Только слабоумный Карандаш растянулся, как всегда ухмыляясь, на постели и заснул. Голубь потряс
— Эй! Господин идиот! Приведите в порядок обмундирование, не то вас завтра накажут за грязные пуговицы.
— Пустяки. У меня был дядя в Страсбурге, так вот однажды во время службы, когда надо было чистить пуговицы…
— Что вы мне морочите голову? Если утром ваши пуговицы не будут блестеть, вам, не поздоровится.
— Пустяки.
И он опять улегся. Голубь разозлился. Содрал с Карандаша рубашку, взял его вещи и начал чистить вместе со своими. Остальные уже давно спали, а он снова и снова разогревал на спичке кусочек воска и тер им Карандашову пряжку, посылая в адрес мирно спящего идиота самые нелестные выражения.
…Где— то, должно быть, шли военные действия, потому что вместо положенного на подготовку срока новобранцы пробыли в Оране всего четыре недели. Строевые занятия, упражнения в стрельбе и штыковом бое, заполнившие эти четыре недели, превзошли их самые мрачные ожидания.
Фельдфебель Латуре в изнурительный полдневный зной, бывало, пробегался вдоль разваливающейся колонны и покрикивал:
— Бодрее, братцы, бодрее!… Что-то вы запоете, когда по-настоящему окажетесь на марше?… Строевым!
Этого еще не хватало!
Тяни теперь ноги и шлепай ступней о землю.
— Вперед, голубчики! Всей ступней опускайте ногу на землю, всей ступней, черт вас дери, это вам не вальс, а воинский шаг! Раз-два… Бегом!… Унтер-офицер! Возьмите этого парня на повозку, а когда придет в себя, поставьте в караул перед комендатурой.
Голубь с отвращением вынужден был признать, что толстеет. Суровая солдатская жизнь была ему не в новинку, однако известная на весь мир легионерская выучка все-таки должна бы хоть немного приблизить его к небытию.

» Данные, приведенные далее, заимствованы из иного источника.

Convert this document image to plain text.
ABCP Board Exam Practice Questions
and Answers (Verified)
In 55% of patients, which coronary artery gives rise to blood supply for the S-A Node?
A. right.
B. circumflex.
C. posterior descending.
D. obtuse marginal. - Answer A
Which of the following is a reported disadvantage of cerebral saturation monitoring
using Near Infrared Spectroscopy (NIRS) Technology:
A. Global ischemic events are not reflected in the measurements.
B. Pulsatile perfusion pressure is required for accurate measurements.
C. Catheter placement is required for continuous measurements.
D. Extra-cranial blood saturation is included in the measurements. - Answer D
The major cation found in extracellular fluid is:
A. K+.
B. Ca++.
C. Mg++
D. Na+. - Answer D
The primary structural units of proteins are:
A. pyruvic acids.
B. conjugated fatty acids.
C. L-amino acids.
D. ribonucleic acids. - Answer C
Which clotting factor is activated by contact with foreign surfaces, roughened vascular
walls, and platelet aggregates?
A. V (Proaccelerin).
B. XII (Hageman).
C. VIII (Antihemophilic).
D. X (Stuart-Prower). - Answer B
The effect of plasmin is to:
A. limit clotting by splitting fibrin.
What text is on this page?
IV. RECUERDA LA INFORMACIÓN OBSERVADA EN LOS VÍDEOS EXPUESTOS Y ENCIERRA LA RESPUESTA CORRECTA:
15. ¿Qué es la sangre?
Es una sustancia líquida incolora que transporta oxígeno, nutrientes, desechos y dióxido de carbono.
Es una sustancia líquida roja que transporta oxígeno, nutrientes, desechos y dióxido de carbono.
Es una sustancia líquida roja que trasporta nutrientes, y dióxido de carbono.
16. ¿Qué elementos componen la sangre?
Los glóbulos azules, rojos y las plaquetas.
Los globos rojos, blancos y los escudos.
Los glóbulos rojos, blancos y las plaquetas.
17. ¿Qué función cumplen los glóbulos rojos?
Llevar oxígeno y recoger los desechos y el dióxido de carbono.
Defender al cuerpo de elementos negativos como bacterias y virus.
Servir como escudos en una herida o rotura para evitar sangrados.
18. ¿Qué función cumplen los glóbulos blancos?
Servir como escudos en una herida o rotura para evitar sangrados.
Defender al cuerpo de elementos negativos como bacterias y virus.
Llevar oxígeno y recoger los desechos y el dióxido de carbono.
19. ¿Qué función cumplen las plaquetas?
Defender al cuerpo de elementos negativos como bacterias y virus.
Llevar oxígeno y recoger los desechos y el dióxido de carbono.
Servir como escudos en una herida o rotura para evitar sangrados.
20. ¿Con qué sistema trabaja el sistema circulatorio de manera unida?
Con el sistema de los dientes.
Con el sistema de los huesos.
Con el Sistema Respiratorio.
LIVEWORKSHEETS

Вместо этого он оказался единственным из легионеров, кому за время учебной подготовки грозный фельдфебель дал увольнительную в город. Этот улыбчивый голубоглазый молокосос так чеканил строевой шаг, что, казалось, пустыня сейчас провалится под его ногами, а в ружье и на плечо брал, как какой-нибудь автомат… Неясно, что это с ним приключилось, только в один прекрасный день фельдфебель сказал:
— Можете идти до отбоя. Не лыбьтесь, я вас уже предупреждал!
И Голубь отправился в долгое путешествие по извилистым, замызганным, узеньким улочкам. Зашел в кофейню-саманку. Четыре голые стены с одним проемом— дверью. Нигде ни стульев, ни столов, лишь старый бородатый араб примостился на земле на корточках перед жаровней с углями. В небольшом сосуде он кипятил с чашку воды и, когда солдат вошел, без слов бросил в воду ложку кофе. Только потом произнес:
— Салям…
— Вам также, старина…
Комнатушка была три шага в длину, три в ширину. Не больше обычного свинарника. И пахла не лучше. Голубь проглотил кофе и выскочил.
И тут произошло одно очень странное событие.
Выйдя из саманки, Голубь отошел в сторону, чтобы пристроить на камне ногу и пришить на штанине разболтавшуюся пуговицу. Почти у всех легионеров есть при себе иголка и нитки. Оторванная пуговица или крошечная дырочка грозят таким наказанием, что только самые отчаянные плюют на меры предосторожности. Поставил он, значит, ногу на кирпич, вдел нитку и пришил пуговицу. Заодно закрепил и другую.
И вдруг укололся от неожиданности.
Из саманки вышла женщина.
Голубь был уверен, что, пока он пришивал пуговицу, в кофейню никто не входил. А минуту назад в тесной комнатушке с голыми стенами сидел только араб. Ни входа с другой стороны, через который можно было бы пойти, ни мебели, за которой можно было бы спрятаться, там не было. Древний араб не мог превратиться в молодую женщину, и из гладкой утрамбованной глины она тоже не могла вырасти.
Как же могла выйти из дома женщина, которой там не было?
Голубь решил вернуться в кофейню. Но дверь оказалась закрытой! То ли женщина закрыла ее снаружи, то ли, что вероятнее, араб заперся на засов изнутри.